8 thoughts on “It Was Cold and I Wanted Pasta: Penne with Spicy Goat Cheese and Hazelnut Pesto”

  1. This looks delicious! Hmmm…you’ve made me reconsider my dinner for tonight. I was planning on doing a pasta with vodka sauce, roasted peppers and chicken but the lure of pesto and goat cheese is quite strong. Thanks for sharing that recipe; I’m looking forward to trying it. And don’t worry about NYC winter. Yes, the afternoon darkness is depressing but you’ll love it during the winter holidays when the city is all decorated with lights. It’s gorgeous.

  2. Cook’s Illustrated recommends the Oxo Good Grips salad spinner. They make a slightly smallish one that’s perfect for apartment dwellers.

    Get one!! It will change your life!! Drying basil leaves on paper towels indeed!!

  3. Have the oxo salad spinner and love it. The smaller one is more efficient because it fits easily in the fridge for extra leafy greens. If you are worried about getting the small one because you sometimes wash large amounts of greens, you can always wash and spin in batches.

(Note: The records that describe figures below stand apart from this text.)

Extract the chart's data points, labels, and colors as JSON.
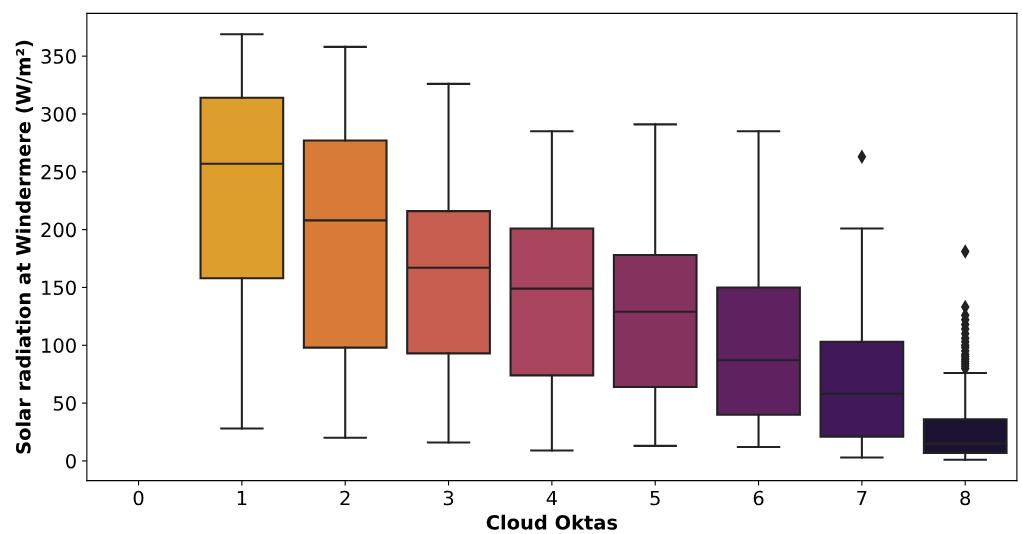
{
  "chart_data": {
    "type": "box",
    "xlabel": "Cloud Oktas",
    "ylabel": "Solar radiation at Windermere (W/m²)",
    "categories": [
      "0",
      "1",
      "2",
      "3",
      "4",
      "5",
      "6",
      "7",
      "8"
    ],
    "colors": [
      null,
      "#dd9e2b",
      "#d77b36",
      "#c85e4f",
      "#a9465e",
      "#86325f",
      "#5f2160",
      "#41195a",
      "#1b1233"
    ],
    "boxes": [
      null,
      {
        "low": 28,
        "q1": 158,
        "median": 257,
        "q3": 314,
        "high": 369
      },
      {
        "low": 20,
        "q1": 98,
        "median": 208,
        "q3": 277,
        "high": 358
      },
      {
        "low": 16,
        "q1": 93,
        "median": 167,
        "q3": 216,
        "high": 326
      },
      {
        "low": 9,
        "q1": 74,
        "median": 149,
        "q3": 201,
        "high": 285
      },
      {
        "low": 13,
        "q1": 64,
        "median": 129,
        "q3": 178,
        "high": 291
      },
      {
        "low": 12,
        "q1": 40,
        "median": 87,
        "q3": 150,
        "high": 285
      },
      {
        "low": 3,
        "q1": 21,
        "median": 58,
        "q3": 103,
        "high": 201,
        "outliers": [
          263
        ]
      },
      {
        "low": 1,
        "q1": 7,
        "median": 15,
        "q3": 36,
        "high": 76,
        "outliers": [
          80,
          82,
          84,
          86,
          88,
          90,
          92,
          95,
          98,
          100,
          103,
          106,
          110,
          114,
          118,
          122,
          126,
          133,
          181
        ]
      }
    ],
    "marker": "diamond",
    "ylim": [
      -17,
      387
    ],
    "yticks": [
      0,
      50,
      100,
      150,
      200,
      250,
      300,
      350
    ],
    "grid": false,
    "legend": false
  }
}
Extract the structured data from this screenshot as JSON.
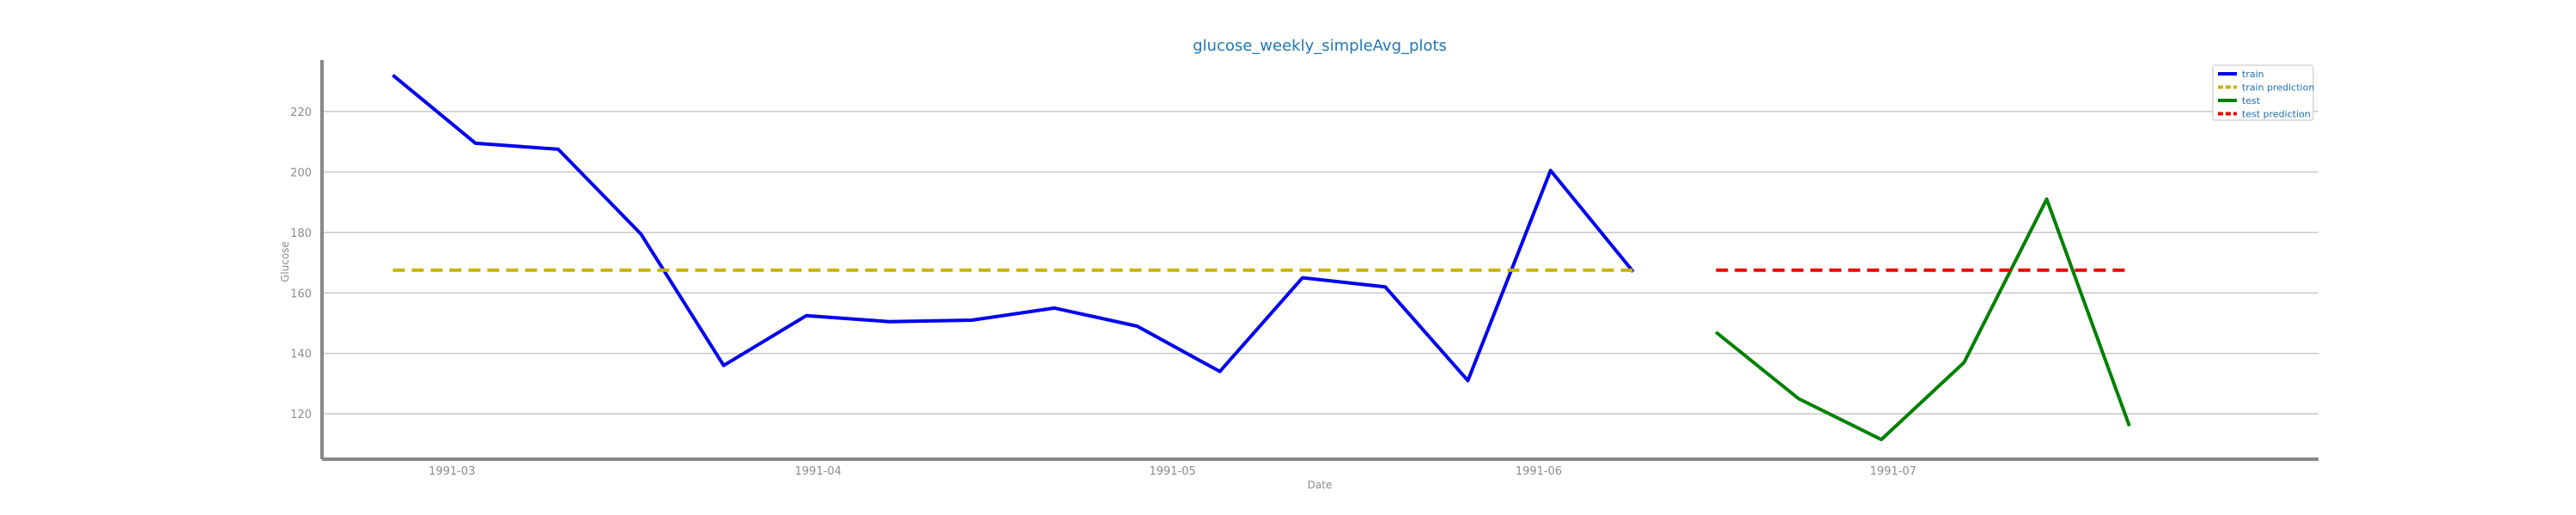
{
  "chart_data": {
    "type": "line",
    "title": "glucose_weekly_simpleAvg_plots",
    "xlabel": "Date",
    "ylabel": "Glucose",
    "x_type": "date",
    "xlim": [
      "1991-02-18",
      "1991-08-06"
    ],
    "ylim": [
      105,
      237
    ],
    "x_ticks": [
      "1991-03-01",
      "1991-04-01",
      "1991-05-01",
      "1991-06-01",
      "1991-07-01"
    ],
    "x_tick_labels": [
      "1991-03",
      "1991-04",
      "1991-05",
      "1991-06",
      "1991-07"
    ],
    "y_ticks": [
      120,
      140,
      160,
      180,
      200,
      220
    ],
    "y_tick_labels": [
      "120",
      "140",
      "160",
      "180",
      "200",
      "220"
    ],
    "grid": "horizontal",
    "legend_position": "top-right",
    "series": [
      {
        "name": "train",
        "color": "#0000ee",
        "style": "solid",
        "x": [
          "1991-02-24",
          "1991-03-03",
          "1991-03-10",
          "1991-03-17",
          "1991-03-24",
          "1991-03-31",
          "1991-04-07",
          "1991-04-14",
          "1991-04-21",
          "1991-04-28",
          "1991-05-05",
          "1991-05-12",
          "1991-05-19",
          "1991-05-26",
          "1991-06-02",
          "1991-06-09"
        ],
        "y": [
          232,
          209.5,
          207.5,
          179.5,
          136,
          152.5,
          150.5,
          151,
          155,
          149,
          134,
          165,
          162,
          131,
          200.5,
          167
        ]
      },
      {
        "name": "train prediction",
        "color": "#c8b400",
        "style": "dashed",
        "x": [
          "1991-02-24",
          "1991-06-09"
        ],
        "y": [
          167.5,
          167.5
        ]
      },
      {
        "name": "test",
        "color": "#008000",
        "style": "solid",
        "x": [
          "1991-06-16",
          "1991-06-23",
          "1991-06-30",
          "1991-07-07",
          "1991-07-14",
          "1991-07-21"
        ],
        "y": [
          147,
          125,
          111.5,
          137,
          191,
          116
        ]
      },
      {
        "name": "test prediction",
        "color": "#ee0000",
        "style": "dashed",
        "x": [
          "1991-06-16",
          "1991-07-21"
        ],
        "y": [
          167.5,
          167.5
        ]
      }
    ]
  }
}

  4. I am totally making this tonight.

    I’ve been lurking since the end of Gourmet Survivor. Hello! I live in California and my basil is still alive. I killed the dill, but one out of eight ain’t bad. (Though, one of those “herbs” is really catnip, so I don’t think that counts.)

    And I have a salad spinner, but half the time I end up storing half-flats of strawberries in it and shaking my salad leaves dry impatiently. So paper-towel-dry on, man.

  5. i made this tonight! for some reason, the walnut bits were still kinda chunky (must be my cheap food processor). i had forgotten to add the garlic though. :(

  6. I made this the same day you posted it, and my wife and I both thought it was delicious. However, it killed me to shell out five bucks for two cups of basil. I would like to grow my own, but I do have a track record of killing everything I touch (I”m actually writing to you from cell block C now). Can anyone offer some reassurances about growing your own basil?

  7. Richard-growing basil is super easy. No special treatment really-just sun, water and love :D It grows pretty quickly too. If I were you I’d start with the little seedlings (is that the correct word?) that come in the little plastic cells at garden places.

  8. Here’s an alternative to buying a salad spinner and especially if your washing machine is in the kitchen. Pop the washed greens in a pillowcase (a clean one, obviously), toss it in the washing machine and turn on the spin. Comes out a treat.